I built up the table as follows:
CREATE TABLE `api_requests` ( `id` MEDIUMINT(8) UNSIGNED NOT NULL AUTO_INCREMENT, `service` VARCHAR(10) DEFAULT NULL, `ip` VARCHAR(20) NULL DEFAULT NULL, `query_string` VARCHAR(1024) NOT NULL DEFAULT '', `time_taken` FLOAT(9,6) NULL DEFAULT NULL, `timestamp` TIMESTAMP NOT NULL DEFAULT CURRENT_TIMESTAMP, PRIMARY KEY (`id`) ) COLLATE='utf8_general_ci' ENGINE=InnoDB ;
This all seems OK so far. So which field is too small?
- The service field looks suspicious – there’s only 10 characters allowed. This turns out not to be a problem as the only services we’ve built have short names.
- What about the IP address? 20 characters is more than enough for IPv4, and we’re not being queried over IPv6.
- I guess the query string could be too short…?
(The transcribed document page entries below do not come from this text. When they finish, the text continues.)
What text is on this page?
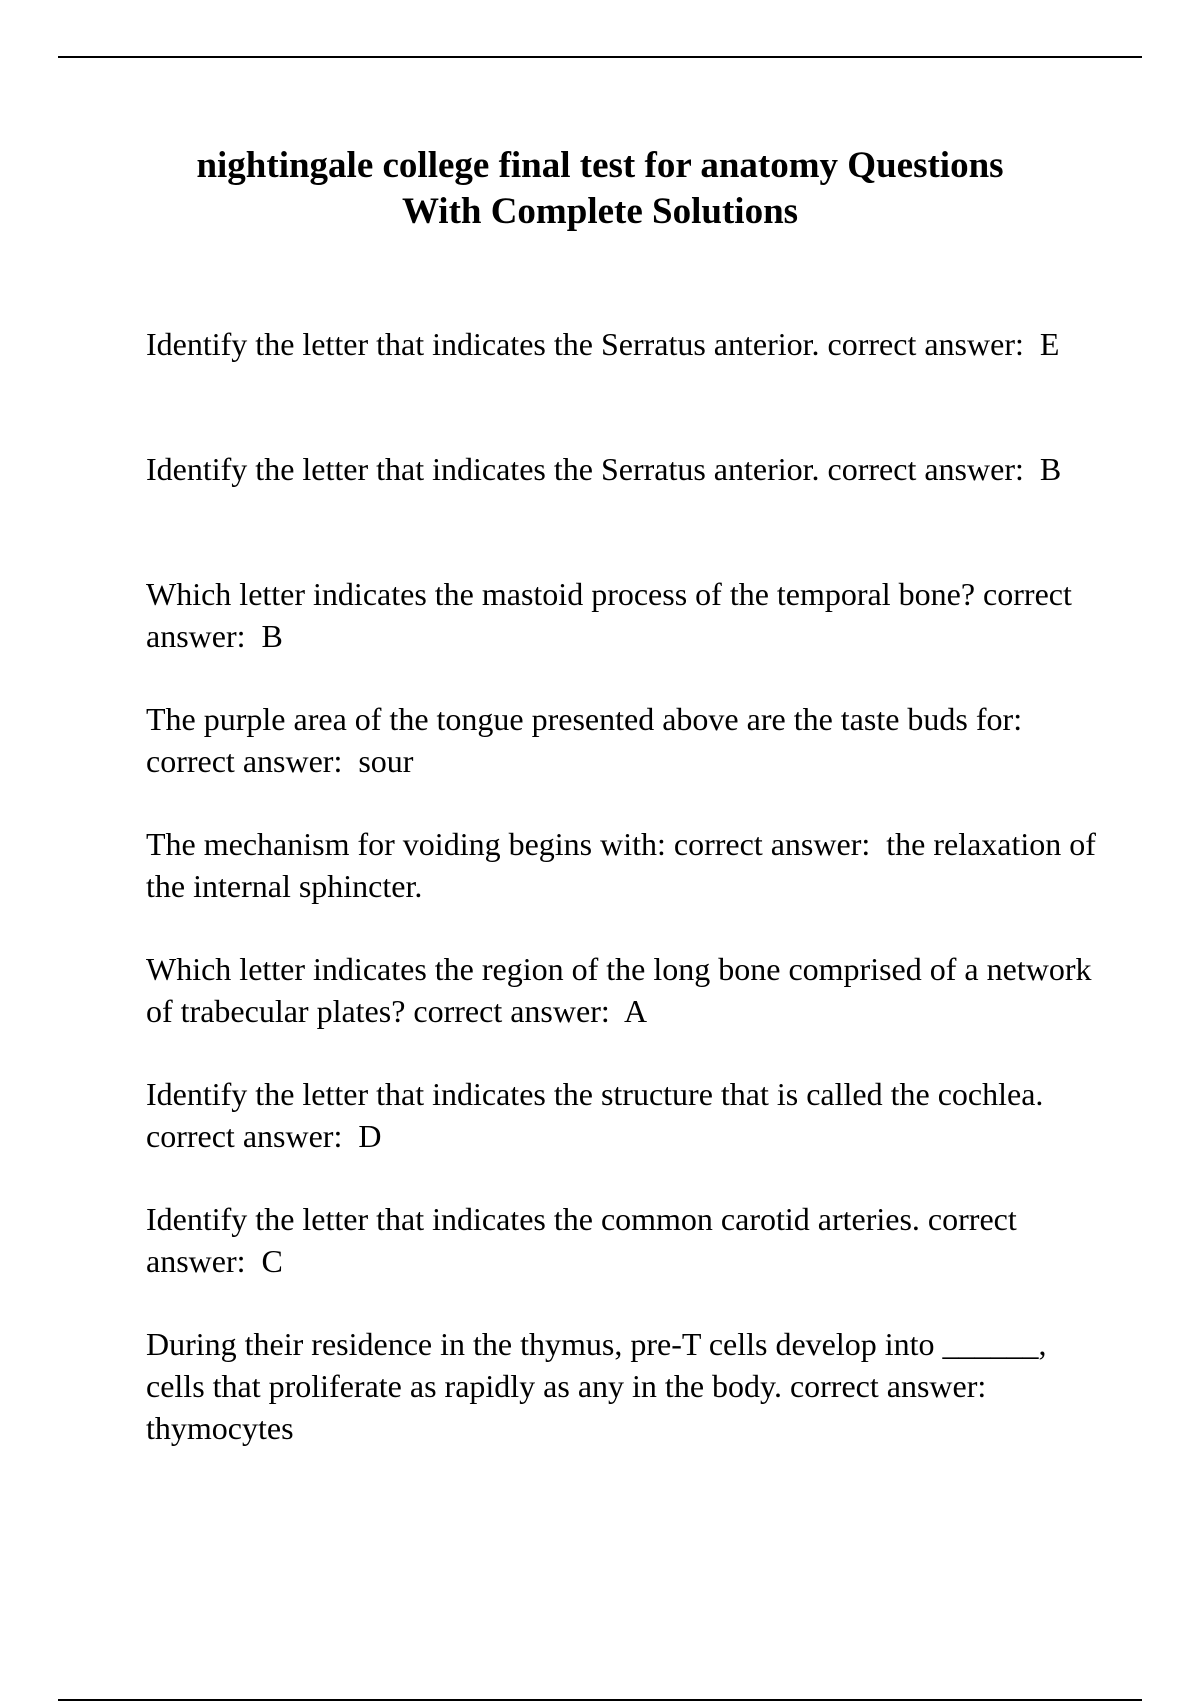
nightingale college final test for anatomy Questions
With Complete Solutions
Identify the letter that indicates the Serratus anterior. correct answer: E
Identify the letter that indicates the Serratus anterior. correct answer: B
Which letter indicates the mastoid process of the temporal bone? correct answer: B
The purple area of the tongue presented above are the taste buds for: correct answer: sour
The mechanism for voiding begins with: correct answer: the relaxation of the internal sphincter.
Which letter indicates the region of the long bone comprised of a network of trabecular plates? correct answer: A
Identify the letter that indicates the structure that is called the cochlea. correct answer: D
Identify the letter that indicates the common carotid arteries. correct answer: C
During their residence in the thymus, pre-T cells develop into ______, cells that proliferate as rapidly as any in the body. correct answer:  thymocytes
If it’s not yet obvious the answer was the primary key, the ID. A MySQL MEDIUMINT UNSIGNED allows values up to 16,777,215, and after a few months the id grew to this level. At this point the server refused to insert any more rows with a cryptic error message about a unique key violation (the AUTO_INCREMENT value can’t grow any higher, and it tries to insert the new row with the same ID as an old one). A few minutes later (after a lucky catch by our API validation system) and the field size was big enough to last the next 300 years.
It’s obviously impossible to predict the future, but I think I’ll be erring a little more on the side of caution when designing future schemas.